Your answers for parts I and ii are correct - so far so good.

The problem with part iii is that you have to think about the equations for car A in two distinct phases. In the first phase it's position is found from d = .5*at^2. As you found, after 6 seconds it has traveled 90 m. It's equation of motion starting at t= 6 seconds is one you would use for constant velocity, but with an initial displacement of 90 m: d = 90m + v(t-6).

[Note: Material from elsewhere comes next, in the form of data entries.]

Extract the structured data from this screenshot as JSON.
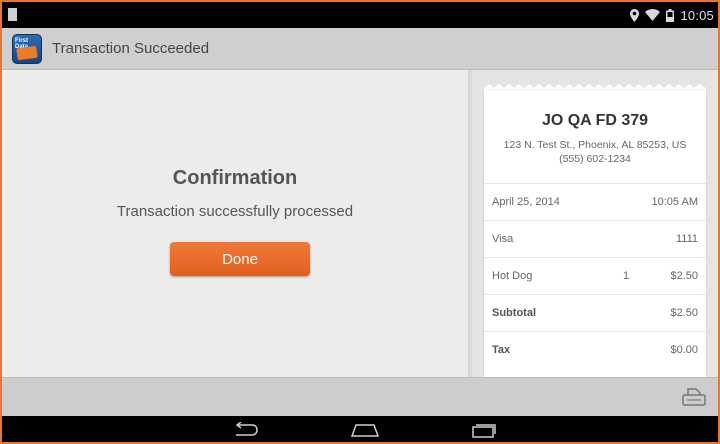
{
  "status_bar": {
    "time": "10:05",
    "icons": [
      "notification-icon",
      "location-icon",
      "wifi-icon",
      "battery-icon"
    ]
  },
  "action_bar": {
    "app_icon_text": "First Data",
    "title": "Transaction Succeeded"
  },
  "confirmation": {
    "title": "Confirmation",
    "message": "Transaction successfully processed",
    "done_label": "Done",
    "accent_color": "#e8672a"
  },
  "receipt": {
    "merchant_name": "JO QA FD  379",
    "address_line1": "123 N. Test St., Phoenix, AL 85253, US",
    "address_line2": "(555) 602-1234",
    "rows": [
      {
        "label": "April 25, 2014",
        "qty": "",
        "value": "10:05 AM"
      },
      {
        "label": "Visa",
        "qty": "",
        "value": "1111"
      },
      {
        "label": "Hot Dog",
        "qty": "1",
        "value": "$2.50"
      },
      {
        "label": "Subtotal",
        "qty": "",
        "value": "$2.50"
      },
      {
        "label": "Tax",
        "qty": "",
        "value": "$0.00"
      }
    ]
  },
  "bottom_bar": {
    "icons": [
      "print-icon"
    ]
  },
  "nav_bar": {
    "icons": [
      "back-icon",
      "home-icon",
      "recent-apps-icon"
    ]
  }
}
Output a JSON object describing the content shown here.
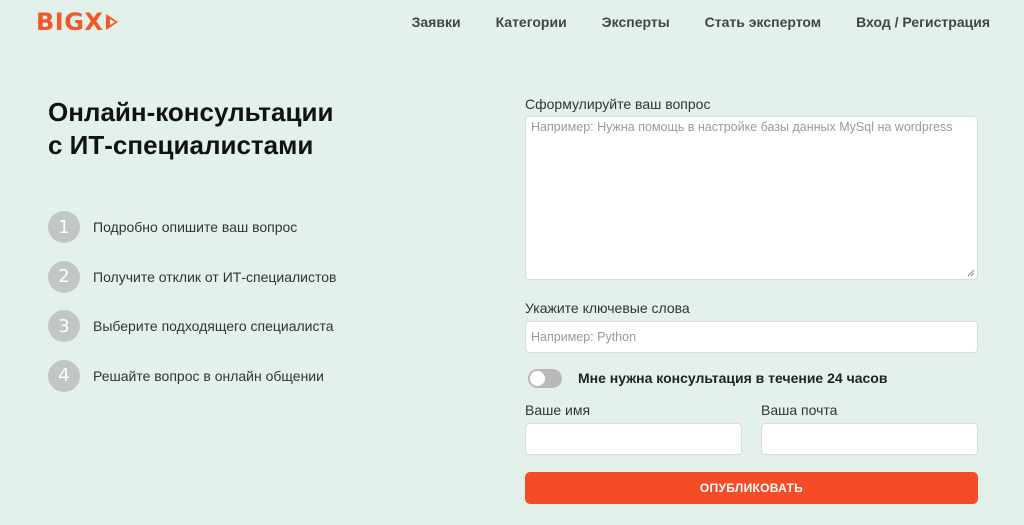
{
  "header": {
    "logo_text": "BIGX",
    "nav": [
      "Заявки",
      "Категории",
      "Эксперты",
      "Стать экспертом",
      "Вход / Регистрация"
    ]
  },
  "hero": {
    "title_line1": "Онлайн-консультации",
    "title_line2": "с ИТ-специалистами"
  },
  "steps": [
    {
      "num": "1",
      "text": "Подробно опишите ваш вопрос"
    },
    {
      "num": "2",
      "text": "Получите отклик от ИТ-специалистов"
    },
    {
      "num": "3",
      "text": "Выберите подходящего специалиста"
    },
    {
      "num": "4",
      "text": "Решайте вопрос в онлайн общении"
    }
  ],
  "form": {
    "question_label": "Сформулируйте ваш вопрос",
    "question_placeholder": "Например: Нужна помощь в настройке базы данных MySql на wordpress",
    "keywords_label": "Укажите ключевые слова",
    "keywords_placeholder": "Например: Python",
    "urgent_label": "Мне нужна консультация в течение 24 часов",
    "urgent_on": false,
    "name_label": "Ваше имя",
    "email_label": "Ваша почта",
    "name_value": "",
    "email_value": "",
    "submit_label": "ОПУБЛИКОВАТЬ"
  },
  "colors": {
    "background": "#e3f1ea",
    "accent": "#f44c26",
    "logo": "#f05a2a"
  }
}
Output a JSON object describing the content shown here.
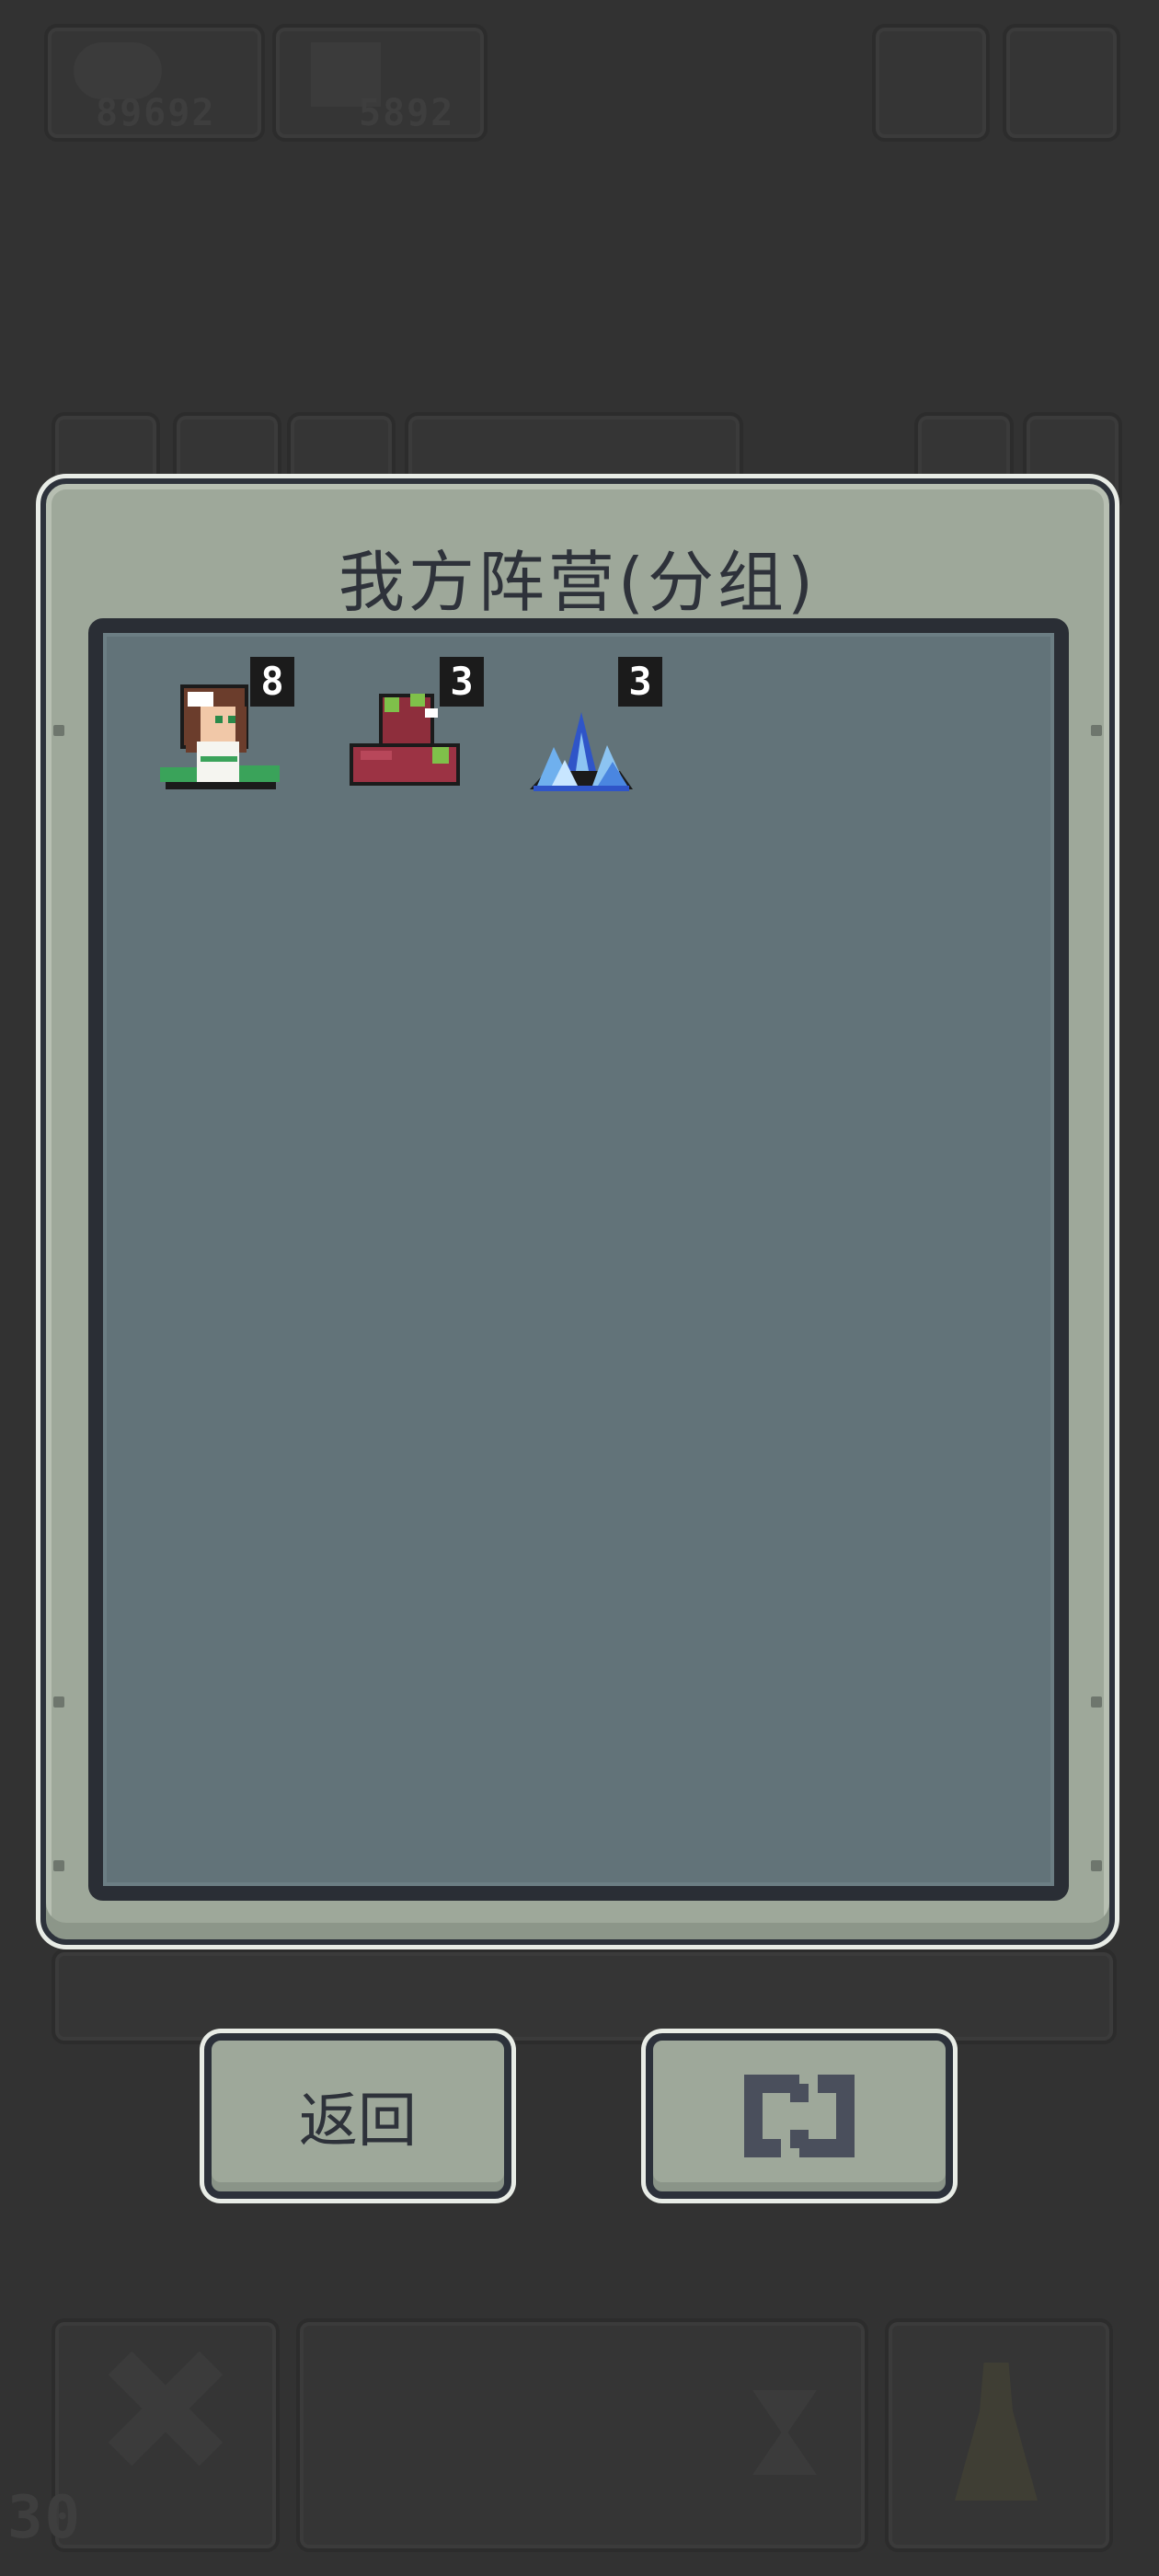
{
  "hud": {
    "resource_1": "89692",
    "resource_2": "5892",
    "bottom_counter": "30"
  },
  "panel": {
    "title": "我方阵营(分组)"
  },
  "units": [
    {
      "name": "green-haired-girl",
      "count": "8"
    },
    {
      "name": "red-slime-blob",
      "count": "3"
    },
    {
      "name": "ice-crystal",
      "count": "3"
    }
  ],
  "buttons": {
    "back_label": "返回",
    "refresh_icon": "refresh-icon"
  },
  "colors": {
    "background": "#323232",
    "panel": "#9ea89a",
    "inner": "#627379",
    "frame": "#2a2e35"
  }
}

Now just set that equal to the equation for Car B and solve for t.

Post back and let us know if this helped.

[sleepyheadzzz]

:S Still completely lost
why is it d= 90m + v(t-6)? (the '(t-6)'? )

Tried finding the velocity for car B when time is 6... but I got 0? Which is a load of rubbish!

Is the acceleration for Car A, after 6 seconds, 0?. but that doesn't make sense either


*Aghhhh!*


-edit-
I've somehow ended up with the quadratic t^2 + 12t - 30
which solves to give t as -3.55 and -8.45

*AGHHHH*

[ebaines]

The velocity of car B at 6 seconds is found from d = at = 2m/s^2 * 6 s = 12 m/s.

The acceleration of Car A after 6 seconds is indeed 0 - it travels at constant velocity after getting up to a velocity of 30m/s.

I think what's puzzling you is that the equation for car B is
d = .5 *2m/s^2 * t^2 for all t, whereas the equation for car A changes once it stops accelerating. For t <6, its equation is:
d = .5*5m/s^2 * t^2.
But after 6 seconds its:
d =90m+ 30m/s * (t-6).

To solve for t where car A and b have the same value for d, set these equal:

.5*2*t^2 = 90+30*(t-6).

Solve for t, then use that value to determine d.

[sleepyheadzzz]

Ive got 709m (to the nearest metre)?

[ebaines]

Ive got 709m (to the nearest metre)?

Yep.